Tuesday, November 02, 2010

All Downhill From Here

The drive from Querétaro to Zihuatanejo is pretty spectacular, mostly for the range of scenery involved. It's like driving through Vermont, Utah and the Mekong Delta all on a single tank of gas. But then something happens to remind you, oh yeah, this is indeed Mexico.

One of our most frequent complaints involves Mexico's rather cavalier attitude towards personal safety, particularly when asphalt is involved (is there even a word in the Mexican language for "guard rail"?). So we're cruising along at our usual 80 mph (the closest thing there is to a speed limit is the occasional sign suggesting we "moderate your velocity") when, somewhere between Patzcuaro and Uruapan, we see a sign warning us of a DANGEROUS DOWNHILL ahead. Every few hundred meters, there's a new one. DANGEROUS DOWNHILL BEGINS IN 5 KM... CHECK YOUR BRAKES... DANGEROUS DOWNHILL BEGINS IN 4 KM... etc. At this point, the sweat is pouring down our faces, and we're thinking of jumping, Steve McQueen-style, out of the moving car. Imagine The Boy Who Never, Ever Cried Wolf suddenly running through town screaming "We're all gonna be eaten by wolves!!!!" If the Mexicans are this adamant that there's a hazard ahead, we assume the road will simply end suddenly, and the "dangerous downhill" is actually a 10,000-foot free fall.

DANGEROUS DOWNHILL BEGINS! says the next sign and...okay, it's not so bad! Kind of steep, but not precariously so. The thing is, it's really long - seven kilometers of unbroken descent. We know this because the signs now read DANGEROUS DOWNHILL CONTINUES FOR THE NEXT 7 KM, with the countdown broken up with more reminders to CHECK YOUR BRAKES and instructions for finding and utilizing the two runaway-truck ramps built into the mountainside. The downhill itself feels like no big deal, but the road is heavily trafficked by double-length trailers carrying hazardous materials, and we certainly do agree that we'd hate to be in the way of one of those things as it rockets out of control for four or five miles. In an admittedly condescending way, we're actually somewhat impressed: erring on the side of caution is an enormous improvement over the usual insanity that rules the roads in this country.

But now if this seems to you like the dumbest possible place to put a toll plaza... well, amigo, you just don't understand Mexico.

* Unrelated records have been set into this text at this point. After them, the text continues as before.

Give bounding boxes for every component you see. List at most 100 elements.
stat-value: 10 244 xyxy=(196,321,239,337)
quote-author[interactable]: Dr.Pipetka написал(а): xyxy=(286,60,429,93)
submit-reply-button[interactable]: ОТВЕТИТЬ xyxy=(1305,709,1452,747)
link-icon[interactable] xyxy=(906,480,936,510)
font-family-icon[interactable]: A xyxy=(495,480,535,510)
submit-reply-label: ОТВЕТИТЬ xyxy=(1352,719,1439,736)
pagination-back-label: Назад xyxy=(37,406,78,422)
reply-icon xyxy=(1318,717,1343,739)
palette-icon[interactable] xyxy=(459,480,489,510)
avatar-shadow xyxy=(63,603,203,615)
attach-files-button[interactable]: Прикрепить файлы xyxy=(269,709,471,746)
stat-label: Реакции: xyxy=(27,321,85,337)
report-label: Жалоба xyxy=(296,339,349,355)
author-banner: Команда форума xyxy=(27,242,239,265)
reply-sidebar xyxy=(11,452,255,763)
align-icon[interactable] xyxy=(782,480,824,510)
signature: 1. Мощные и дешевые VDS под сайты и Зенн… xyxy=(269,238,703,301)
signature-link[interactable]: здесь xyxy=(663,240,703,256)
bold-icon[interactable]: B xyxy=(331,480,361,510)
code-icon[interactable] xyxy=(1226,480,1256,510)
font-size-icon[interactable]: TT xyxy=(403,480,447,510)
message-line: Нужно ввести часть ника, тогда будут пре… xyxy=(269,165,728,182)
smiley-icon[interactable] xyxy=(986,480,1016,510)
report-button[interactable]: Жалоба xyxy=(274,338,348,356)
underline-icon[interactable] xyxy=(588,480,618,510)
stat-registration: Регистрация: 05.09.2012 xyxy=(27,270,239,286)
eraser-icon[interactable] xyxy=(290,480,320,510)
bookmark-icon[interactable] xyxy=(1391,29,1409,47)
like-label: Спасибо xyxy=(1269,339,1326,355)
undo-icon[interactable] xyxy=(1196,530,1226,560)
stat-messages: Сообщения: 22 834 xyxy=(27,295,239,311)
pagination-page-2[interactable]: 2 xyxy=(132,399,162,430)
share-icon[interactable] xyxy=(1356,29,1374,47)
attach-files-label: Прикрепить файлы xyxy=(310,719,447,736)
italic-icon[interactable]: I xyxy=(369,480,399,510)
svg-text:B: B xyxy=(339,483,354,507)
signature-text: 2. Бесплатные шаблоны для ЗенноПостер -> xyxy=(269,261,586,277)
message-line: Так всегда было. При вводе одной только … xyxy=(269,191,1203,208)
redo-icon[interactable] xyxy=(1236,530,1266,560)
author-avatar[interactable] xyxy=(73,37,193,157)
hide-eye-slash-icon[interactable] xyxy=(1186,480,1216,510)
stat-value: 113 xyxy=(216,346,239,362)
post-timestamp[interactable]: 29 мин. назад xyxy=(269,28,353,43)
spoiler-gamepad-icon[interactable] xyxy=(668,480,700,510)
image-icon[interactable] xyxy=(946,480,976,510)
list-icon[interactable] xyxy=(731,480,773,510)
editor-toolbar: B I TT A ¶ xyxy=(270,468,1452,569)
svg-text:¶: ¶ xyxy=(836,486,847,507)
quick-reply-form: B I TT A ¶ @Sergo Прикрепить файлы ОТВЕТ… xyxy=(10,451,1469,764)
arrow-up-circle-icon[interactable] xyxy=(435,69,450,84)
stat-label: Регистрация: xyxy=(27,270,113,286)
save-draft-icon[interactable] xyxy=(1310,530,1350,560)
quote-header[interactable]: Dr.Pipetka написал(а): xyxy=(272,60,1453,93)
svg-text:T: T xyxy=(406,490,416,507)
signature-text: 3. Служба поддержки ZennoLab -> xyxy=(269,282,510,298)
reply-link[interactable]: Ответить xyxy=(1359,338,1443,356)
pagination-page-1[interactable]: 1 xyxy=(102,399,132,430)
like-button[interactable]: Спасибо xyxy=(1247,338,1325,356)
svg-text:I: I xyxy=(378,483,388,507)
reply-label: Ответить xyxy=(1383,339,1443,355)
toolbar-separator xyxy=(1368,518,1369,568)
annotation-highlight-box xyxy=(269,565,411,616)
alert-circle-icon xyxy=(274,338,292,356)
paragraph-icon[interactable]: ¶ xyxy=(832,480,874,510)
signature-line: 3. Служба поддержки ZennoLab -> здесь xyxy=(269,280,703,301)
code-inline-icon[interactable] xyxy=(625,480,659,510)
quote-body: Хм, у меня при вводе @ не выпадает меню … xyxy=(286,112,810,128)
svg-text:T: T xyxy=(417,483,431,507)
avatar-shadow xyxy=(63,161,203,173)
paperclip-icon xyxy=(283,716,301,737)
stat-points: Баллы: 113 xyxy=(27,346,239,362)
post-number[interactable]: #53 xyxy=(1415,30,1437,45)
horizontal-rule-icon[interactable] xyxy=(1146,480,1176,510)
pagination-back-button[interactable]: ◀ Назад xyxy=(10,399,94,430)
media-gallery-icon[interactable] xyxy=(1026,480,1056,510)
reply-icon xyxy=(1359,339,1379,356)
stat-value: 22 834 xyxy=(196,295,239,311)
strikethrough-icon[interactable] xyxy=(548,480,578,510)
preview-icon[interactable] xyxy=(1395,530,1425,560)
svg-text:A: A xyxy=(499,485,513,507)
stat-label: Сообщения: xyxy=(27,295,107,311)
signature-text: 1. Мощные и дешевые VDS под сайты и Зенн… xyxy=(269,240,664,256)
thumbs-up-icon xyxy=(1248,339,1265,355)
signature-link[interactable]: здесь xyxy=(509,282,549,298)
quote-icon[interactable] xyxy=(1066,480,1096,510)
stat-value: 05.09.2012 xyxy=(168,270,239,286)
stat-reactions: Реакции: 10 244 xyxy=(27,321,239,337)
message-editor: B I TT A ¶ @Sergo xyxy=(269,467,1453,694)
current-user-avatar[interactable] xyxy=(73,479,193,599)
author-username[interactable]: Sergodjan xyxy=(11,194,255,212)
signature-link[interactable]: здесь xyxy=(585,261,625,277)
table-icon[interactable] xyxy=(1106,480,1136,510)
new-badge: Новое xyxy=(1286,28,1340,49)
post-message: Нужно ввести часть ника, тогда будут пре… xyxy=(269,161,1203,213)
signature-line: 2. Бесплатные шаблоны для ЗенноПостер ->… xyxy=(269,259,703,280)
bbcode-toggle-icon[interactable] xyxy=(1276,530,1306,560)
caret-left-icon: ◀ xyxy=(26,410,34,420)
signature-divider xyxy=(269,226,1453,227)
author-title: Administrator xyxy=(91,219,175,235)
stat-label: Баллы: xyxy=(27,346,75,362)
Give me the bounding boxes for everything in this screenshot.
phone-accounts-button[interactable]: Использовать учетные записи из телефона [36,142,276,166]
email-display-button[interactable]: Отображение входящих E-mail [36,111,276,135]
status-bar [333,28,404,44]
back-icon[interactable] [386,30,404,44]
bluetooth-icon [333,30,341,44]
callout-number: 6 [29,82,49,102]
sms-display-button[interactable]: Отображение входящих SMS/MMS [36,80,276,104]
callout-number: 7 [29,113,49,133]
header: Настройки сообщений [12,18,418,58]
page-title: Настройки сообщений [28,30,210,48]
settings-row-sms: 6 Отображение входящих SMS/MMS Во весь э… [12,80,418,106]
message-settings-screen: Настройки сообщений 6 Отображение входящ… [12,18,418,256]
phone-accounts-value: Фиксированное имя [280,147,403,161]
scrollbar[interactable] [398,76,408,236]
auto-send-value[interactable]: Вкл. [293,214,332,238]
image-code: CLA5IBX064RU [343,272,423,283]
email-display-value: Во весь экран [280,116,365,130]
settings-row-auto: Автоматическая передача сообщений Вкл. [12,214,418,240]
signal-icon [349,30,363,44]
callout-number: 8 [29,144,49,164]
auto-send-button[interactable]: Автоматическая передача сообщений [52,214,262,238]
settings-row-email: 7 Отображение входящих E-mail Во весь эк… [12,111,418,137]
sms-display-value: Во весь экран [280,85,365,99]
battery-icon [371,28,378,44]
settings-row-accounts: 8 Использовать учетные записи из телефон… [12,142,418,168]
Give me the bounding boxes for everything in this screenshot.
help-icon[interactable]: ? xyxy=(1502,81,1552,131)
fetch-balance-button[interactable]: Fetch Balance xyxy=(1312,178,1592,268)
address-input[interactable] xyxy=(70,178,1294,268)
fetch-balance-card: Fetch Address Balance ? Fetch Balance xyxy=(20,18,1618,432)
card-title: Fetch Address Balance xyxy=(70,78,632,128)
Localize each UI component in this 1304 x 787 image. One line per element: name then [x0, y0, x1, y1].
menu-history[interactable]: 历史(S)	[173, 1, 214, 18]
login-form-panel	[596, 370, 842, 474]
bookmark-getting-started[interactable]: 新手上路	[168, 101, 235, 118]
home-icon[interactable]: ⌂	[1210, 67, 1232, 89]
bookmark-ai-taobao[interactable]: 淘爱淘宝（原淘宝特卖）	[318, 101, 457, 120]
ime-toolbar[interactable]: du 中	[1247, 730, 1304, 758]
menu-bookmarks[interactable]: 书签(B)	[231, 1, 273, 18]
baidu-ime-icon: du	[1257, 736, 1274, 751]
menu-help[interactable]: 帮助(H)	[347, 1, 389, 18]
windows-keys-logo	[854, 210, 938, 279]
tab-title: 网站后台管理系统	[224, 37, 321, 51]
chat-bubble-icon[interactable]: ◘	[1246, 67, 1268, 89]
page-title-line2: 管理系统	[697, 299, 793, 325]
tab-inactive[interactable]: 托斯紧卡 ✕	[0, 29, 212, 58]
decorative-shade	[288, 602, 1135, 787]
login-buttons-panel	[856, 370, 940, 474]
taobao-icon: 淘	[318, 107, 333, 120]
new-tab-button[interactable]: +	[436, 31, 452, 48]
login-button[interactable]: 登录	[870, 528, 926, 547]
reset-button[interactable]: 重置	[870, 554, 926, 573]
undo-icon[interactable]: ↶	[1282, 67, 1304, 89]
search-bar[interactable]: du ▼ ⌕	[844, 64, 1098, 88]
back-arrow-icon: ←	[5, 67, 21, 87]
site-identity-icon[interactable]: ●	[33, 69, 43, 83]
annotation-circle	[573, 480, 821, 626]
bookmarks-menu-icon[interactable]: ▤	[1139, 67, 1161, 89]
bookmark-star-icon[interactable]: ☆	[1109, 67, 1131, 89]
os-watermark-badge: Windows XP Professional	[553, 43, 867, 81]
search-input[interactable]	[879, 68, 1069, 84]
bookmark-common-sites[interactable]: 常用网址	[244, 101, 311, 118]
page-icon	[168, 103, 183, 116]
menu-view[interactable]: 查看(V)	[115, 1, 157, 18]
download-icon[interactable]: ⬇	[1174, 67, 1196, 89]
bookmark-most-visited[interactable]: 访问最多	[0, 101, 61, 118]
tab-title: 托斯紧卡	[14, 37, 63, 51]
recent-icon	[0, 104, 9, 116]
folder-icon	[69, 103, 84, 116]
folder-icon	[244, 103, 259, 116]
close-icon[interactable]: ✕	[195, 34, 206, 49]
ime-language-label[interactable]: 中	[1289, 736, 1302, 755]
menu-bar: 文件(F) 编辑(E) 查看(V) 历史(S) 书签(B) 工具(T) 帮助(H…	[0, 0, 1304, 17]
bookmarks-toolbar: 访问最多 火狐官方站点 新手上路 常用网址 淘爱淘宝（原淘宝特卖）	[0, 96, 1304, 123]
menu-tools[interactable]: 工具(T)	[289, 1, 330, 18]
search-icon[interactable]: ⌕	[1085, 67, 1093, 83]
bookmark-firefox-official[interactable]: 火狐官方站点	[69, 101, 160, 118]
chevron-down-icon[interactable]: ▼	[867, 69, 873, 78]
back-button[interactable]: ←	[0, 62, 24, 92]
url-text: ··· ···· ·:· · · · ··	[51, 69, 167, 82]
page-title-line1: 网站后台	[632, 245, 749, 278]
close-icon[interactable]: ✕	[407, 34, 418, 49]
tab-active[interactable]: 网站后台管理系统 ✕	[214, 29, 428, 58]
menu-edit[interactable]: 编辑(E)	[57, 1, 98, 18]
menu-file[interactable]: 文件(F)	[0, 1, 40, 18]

Yes, right in the middle of the DANGEROUS DOWNHILL!!!, traffic is forced to stop so they can collect 62 pesos from you. But, magnificently... if you look at the dotted red line in the middle of the road, that's the line you're supposed to follow if you need to crash-land into the runaway truck ramp. It leads you through that middle lane, where the yellow sign up above explains that this is reserved "Only For Vehicles Without Brakes." So you think it's crazy to put a toll booth on a DANGEROUS DOWNHILL? Friends, the Mexican government has already thought of that! If you're screeching down the hill in a double-length trailer full of hydrochloric acid, swerving out of control at 100 mph, with fire shooting out from the hunks of metal that used to be your brakes, there's a special lane just for you! You can send us the 62 pesos when you get out of the hospital.

Oh, and that white horizontal line right above the big white arrow in the middle of the picture? That's a speed bump. Because if you're going to send a trailer full of acid rocketing through a toll booth without brakes, you might as well get the fucker airborne, right?

9 comments:

Anonymous said...

Is that a man's arm holding a red flag which is protuding from the toll booth? Is he there to stop the runaway trucks in the NO Brakes lane?

Anonymous said...

Bravo Frank,
My laughing got increasingly out of control as if I was careening down the road with you guys.

victor said...

Wet myself!!

Dave said...

Would be a pretty wild ride. At least they could set up for electronic scanning as you flew past the toll.

If I read that right, it means you are ONLY to use that lane unless your brakes fail? Must (hopefully) be a pretty boring job in that lane.

Anonymous said...

one of the best posts in a long time. This has become my favorite blog on the planet! When my workday gets too stressful, I make my way to BurroHall for a quick trip to Mexico! Anyone who's driven in Mexico before can only love this post!!!

Keep up the good work, I can't make it without my BurroHall fix!!

JustaCanuck said...

FREAKING HILARIOUS.
I almost ran out of breath due to so much laughter.
The "via rapida a Santa Ana" which connects Puebla and Tlaxcala has speed bumps every hundred metres. So much for a "via rapida."
This post made my week.

Burro Hall said...

Awww...shucks, people.

Anonymous said...

I have to agree with everyone else here. This was one of your funniest posts! The visual you created was priceless!

M

Ziggy Bombanuts said...

I love Mexico, it's charm is infectious. Rule #1, never assume anything. It is like going down the rabbit hole when you move here. Been telling myself for 2 years "It is a developing country".